Père Patrice Sonnier, Curé, M. Id

 

 

 

PROJET DE MISE EN LUMIERE

La lumière, outil et matière

L’année qui s’ouvre devant nous verra le 870e anniversaire de la consécration de la première pierre de notre église, à Pâques de l’an 1147, par le pape Eugène III, en présence de saint Bernard de Clairvaux et de l’abbé de Cluny, Pierre le Vénérable.

A cette occasion, l’Association pour le Rayonnement de Saint-Pierre de Montmartre, en partenariat avec Cathy Olive, scénographe, propose un projet de mise en lumière qui mettra en valeur les éléments d’architecture et de lumière à l’intérieur de l’édifice.

L’agencement entre la pierre, la lumière naturelle et la lumière artificielle a fait l’objet d’une étude scientifique et technique d’un grand intérêt en faveur de la mise en valeur du patrimoine : la matière appelle la lumière, celle qui provient de la position et de l’orientation du territoire par rapport au système solaire et aux points cardinaux.
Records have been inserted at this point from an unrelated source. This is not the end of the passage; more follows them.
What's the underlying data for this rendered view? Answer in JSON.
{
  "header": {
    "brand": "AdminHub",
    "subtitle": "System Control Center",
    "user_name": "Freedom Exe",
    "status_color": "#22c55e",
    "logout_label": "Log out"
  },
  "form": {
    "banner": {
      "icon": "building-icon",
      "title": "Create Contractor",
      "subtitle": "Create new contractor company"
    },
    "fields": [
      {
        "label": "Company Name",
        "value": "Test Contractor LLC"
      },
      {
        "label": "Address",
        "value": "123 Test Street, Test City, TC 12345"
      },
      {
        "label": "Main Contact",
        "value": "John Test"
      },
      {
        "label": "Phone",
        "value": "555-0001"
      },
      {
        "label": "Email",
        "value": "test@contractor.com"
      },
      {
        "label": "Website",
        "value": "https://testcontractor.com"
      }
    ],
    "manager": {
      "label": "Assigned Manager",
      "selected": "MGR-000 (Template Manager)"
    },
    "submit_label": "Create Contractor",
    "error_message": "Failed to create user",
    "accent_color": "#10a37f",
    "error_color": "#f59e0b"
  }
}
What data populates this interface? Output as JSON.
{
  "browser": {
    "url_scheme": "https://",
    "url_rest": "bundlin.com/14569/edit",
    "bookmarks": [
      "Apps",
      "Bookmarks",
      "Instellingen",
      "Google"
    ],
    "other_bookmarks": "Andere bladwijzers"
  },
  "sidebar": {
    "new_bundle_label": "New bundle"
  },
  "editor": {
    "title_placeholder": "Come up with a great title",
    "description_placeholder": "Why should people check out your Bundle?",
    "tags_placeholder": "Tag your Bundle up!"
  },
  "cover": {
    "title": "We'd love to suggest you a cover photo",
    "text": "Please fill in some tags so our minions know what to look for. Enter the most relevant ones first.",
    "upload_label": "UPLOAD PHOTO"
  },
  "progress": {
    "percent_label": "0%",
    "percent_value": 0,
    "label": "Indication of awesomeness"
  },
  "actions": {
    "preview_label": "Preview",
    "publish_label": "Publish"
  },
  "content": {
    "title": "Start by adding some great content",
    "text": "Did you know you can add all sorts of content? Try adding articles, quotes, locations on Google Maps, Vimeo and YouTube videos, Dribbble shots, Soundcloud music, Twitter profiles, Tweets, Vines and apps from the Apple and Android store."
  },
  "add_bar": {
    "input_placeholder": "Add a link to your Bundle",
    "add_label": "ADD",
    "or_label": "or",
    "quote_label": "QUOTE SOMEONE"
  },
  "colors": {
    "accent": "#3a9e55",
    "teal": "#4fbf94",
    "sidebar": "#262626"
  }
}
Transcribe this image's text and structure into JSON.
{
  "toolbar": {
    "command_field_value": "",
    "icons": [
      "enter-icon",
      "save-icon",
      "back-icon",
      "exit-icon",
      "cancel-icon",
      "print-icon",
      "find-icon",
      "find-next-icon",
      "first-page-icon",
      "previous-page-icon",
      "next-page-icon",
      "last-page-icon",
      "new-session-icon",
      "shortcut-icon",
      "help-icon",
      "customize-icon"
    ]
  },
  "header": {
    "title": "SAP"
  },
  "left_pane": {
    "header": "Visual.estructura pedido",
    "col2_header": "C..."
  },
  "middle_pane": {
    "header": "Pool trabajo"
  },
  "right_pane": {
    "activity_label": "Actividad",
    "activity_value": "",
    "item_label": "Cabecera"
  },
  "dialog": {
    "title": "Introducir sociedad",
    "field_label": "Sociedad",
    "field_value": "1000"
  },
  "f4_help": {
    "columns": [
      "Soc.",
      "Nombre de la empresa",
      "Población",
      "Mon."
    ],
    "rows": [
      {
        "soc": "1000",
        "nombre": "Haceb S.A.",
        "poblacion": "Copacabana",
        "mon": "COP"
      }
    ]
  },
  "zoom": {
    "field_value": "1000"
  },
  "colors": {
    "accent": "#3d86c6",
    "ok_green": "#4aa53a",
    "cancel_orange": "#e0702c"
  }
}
Leurs rapports mutuels combinés à la structure de l’espace initient à la dimension temporelle.

Cette lecture architecturale, la destination culturelle et la dimension scénographique sont autant de paramètres participant au projet de la mise en lumière de Saint-Pierre de Montmartre.

Nous sommes honorés d’avoir reçu un si beau patrimoine en héritage, d’en prendre soin, de le valoriser et de le transmettre aujourd’hui. Saint-Pierre de Montmartre doit réaffirmer son attractivité et son rayonnement, il est important de redonner à notre église la place qu’elle mérite.